Compensation Claims & Payments & the Capital Gains Tax Implications…
Where an individual receives a compensation payment, typically from an insurance company, for the loss or destruction of an asset, the amount received will be treated as a capital sum and a full disposal of the asset for Capital Gains Tax (CGT) purposes.
Where an asset is damaged but not destroyed, the compensation received for the damaged asset will be treated as a part disposal for CGT – more on this below.
In calculating the capital gain, we apply the usual CGT rules, with the proceeds equal to the capital sum received by way of compensation. The date of disposal will be treated as the date in which the compensation payment is received, rather than when the asset was lost or destroyed.
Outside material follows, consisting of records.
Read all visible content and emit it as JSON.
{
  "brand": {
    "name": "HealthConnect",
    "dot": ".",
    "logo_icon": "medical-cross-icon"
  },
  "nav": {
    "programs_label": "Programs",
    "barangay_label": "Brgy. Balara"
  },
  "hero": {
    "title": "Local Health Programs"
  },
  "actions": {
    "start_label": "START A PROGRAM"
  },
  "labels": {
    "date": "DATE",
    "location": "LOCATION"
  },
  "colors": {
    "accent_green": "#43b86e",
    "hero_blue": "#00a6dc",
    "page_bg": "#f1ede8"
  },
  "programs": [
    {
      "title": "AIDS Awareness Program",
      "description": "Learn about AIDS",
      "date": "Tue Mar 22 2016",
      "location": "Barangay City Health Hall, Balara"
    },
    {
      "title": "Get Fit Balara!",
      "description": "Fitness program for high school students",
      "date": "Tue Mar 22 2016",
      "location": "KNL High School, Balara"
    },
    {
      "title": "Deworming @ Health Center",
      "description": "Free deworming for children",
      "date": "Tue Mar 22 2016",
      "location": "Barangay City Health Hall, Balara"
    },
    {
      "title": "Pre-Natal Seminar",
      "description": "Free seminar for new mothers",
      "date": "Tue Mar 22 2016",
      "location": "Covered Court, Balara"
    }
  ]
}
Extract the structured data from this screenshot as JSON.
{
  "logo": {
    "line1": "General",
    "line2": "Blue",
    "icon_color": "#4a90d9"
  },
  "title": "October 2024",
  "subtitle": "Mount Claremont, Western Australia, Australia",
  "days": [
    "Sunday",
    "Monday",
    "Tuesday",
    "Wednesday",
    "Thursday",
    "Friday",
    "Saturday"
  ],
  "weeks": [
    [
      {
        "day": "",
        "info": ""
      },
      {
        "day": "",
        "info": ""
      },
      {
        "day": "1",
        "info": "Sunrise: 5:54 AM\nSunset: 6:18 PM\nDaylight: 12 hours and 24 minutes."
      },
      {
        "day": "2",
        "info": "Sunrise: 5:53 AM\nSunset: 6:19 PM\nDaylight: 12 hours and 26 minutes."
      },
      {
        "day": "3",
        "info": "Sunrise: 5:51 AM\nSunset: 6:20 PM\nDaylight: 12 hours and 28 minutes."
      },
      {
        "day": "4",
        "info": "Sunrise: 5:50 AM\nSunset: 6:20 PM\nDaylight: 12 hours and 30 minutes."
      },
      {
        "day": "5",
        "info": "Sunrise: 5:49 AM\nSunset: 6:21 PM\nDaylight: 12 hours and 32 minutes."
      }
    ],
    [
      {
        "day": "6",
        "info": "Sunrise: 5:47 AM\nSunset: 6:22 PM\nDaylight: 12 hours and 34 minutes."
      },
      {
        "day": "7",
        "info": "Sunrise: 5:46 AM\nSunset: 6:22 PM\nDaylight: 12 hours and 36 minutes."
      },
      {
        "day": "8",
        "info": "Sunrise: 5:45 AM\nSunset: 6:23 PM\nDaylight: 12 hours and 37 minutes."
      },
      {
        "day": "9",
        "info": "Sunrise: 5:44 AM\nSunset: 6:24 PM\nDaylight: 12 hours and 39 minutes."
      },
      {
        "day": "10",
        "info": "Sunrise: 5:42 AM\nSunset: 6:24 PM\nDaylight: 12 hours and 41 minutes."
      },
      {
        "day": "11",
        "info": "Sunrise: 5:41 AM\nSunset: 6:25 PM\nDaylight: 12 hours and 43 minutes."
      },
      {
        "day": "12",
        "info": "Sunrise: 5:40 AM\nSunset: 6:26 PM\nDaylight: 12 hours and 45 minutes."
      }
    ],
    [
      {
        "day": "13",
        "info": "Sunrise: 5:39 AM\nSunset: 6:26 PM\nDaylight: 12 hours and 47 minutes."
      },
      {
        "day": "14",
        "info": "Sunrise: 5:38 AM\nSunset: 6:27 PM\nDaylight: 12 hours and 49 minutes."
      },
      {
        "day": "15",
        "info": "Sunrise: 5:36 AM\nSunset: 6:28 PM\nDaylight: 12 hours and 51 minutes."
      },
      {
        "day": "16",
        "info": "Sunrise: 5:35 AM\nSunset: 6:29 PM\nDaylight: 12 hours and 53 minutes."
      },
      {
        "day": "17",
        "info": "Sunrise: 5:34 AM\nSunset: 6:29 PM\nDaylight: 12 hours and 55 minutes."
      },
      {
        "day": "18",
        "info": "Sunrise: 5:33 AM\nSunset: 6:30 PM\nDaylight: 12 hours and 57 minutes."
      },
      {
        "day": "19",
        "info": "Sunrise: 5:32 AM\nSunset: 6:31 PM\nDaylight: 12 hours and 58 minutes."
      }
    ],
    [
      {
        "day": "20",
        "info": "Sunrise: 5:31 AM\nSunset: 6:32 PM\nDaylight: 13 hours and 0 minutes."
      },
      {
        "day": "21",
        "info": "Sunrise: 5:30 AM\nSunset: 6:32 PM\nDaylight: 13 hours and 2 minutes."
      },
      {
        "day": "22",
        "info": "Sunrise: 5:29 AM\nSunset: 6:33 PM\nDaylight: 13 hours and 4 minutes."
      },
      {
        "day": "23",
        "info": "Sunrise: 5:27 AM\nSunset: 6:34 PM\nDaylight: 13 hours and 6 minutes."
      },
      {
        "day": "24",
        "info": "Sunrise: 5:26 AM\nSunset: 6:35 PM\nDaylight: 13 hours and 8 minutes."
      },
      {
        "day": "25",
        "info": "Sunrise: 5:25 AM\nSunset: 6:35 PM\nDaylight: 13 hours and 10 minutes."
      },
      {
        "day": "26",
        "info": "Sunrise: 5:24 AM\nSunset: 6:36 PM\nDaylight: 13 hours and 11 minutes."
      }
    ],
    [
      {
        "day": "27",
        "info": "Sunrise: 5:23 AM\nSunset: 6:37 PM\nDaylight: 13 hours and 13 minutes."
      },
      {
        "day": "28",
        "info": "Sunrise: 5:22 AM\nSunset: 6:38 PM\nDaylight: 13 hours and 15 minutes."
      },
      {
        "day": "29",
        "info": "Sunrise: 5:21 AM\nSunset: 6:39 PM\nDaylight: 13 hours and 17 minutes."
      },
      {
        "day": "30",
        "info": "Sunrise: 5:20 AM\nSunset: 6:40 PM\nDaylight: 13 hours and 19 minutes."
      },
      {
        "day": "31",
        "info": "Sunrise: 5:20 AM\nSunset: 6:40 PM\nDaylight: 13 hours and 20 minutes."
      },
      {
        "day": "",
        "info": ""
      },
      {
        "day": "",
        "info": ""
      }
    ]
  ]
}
If an uninsured asset is stolen or destroyed, a disposal is still deemed to have taken place, however an allowable capital loss will arise. Assuming an asset is worthless, the capital loss will be claimed via a negligible value claim.
Where a capital gain has arisen because of a compensation claim on an asset lost or destroyed, an individual can claim ‘rollover relief’ to defer the gain where the asset is replaced within 12 months of receiving the compensation payment.
A rollover relief claim allows for the capital gain on the loss/destruction of the original asset to be rolled over and set against the base cost of the new asset.
The replacement asset does not necessarily have to be the same as the asset lost/destroyed, but it must however be a chargeable asset for CGT purposes.
When calculating the capital gain on the loss or destruction of the original asset, the proceeds of sale will consist of two elements; the compensation plus any residual/scrap value of the old asset.
Rollover relief must be claimed no later than 4 years from the end of the tax year of disposal.
Compensation for assets damaged
If an asset is damaged but not destroyed, and compensation is received from an insurance claim, a part-disposal for CGT purposes will take place.
To calculate the allowable cost on a part-disposal for CGT purposes, we use the following formula:
A/(A + B) x original cost
A = compensation received
B = value of remaining asset (“unrestored” value)
If the compensation received is used in full, or in part, to restore the asset, the expenditure will be treated as ‘enhancement’ expenditure for CGT purposes. Enhancement expenditure is deductible when calculating a gain or loss on an eventual sale.
Claims to Avoid this Part Disposal
In some instances, calculating a part disposal can be avoided where one of three conditions are met. The taxpayer can avoid a part disposal if:
- the full amount of compensation received is used in restoring the damaged asset.
- not all of the compensation received in restoring the asset, but the amount retained is “small”. Small is defined as not more than £3,000, or 5% of the total compensation received (whichever is higher).
- the capital sum received by way of compensation is itself “small” – i.e. either not more than £3,000 or not more than 5% of the value of the asset.
The claim must be made within 4 years from the end of the tax year of disposal. A capital gain will arise in the usual way where no claim is made.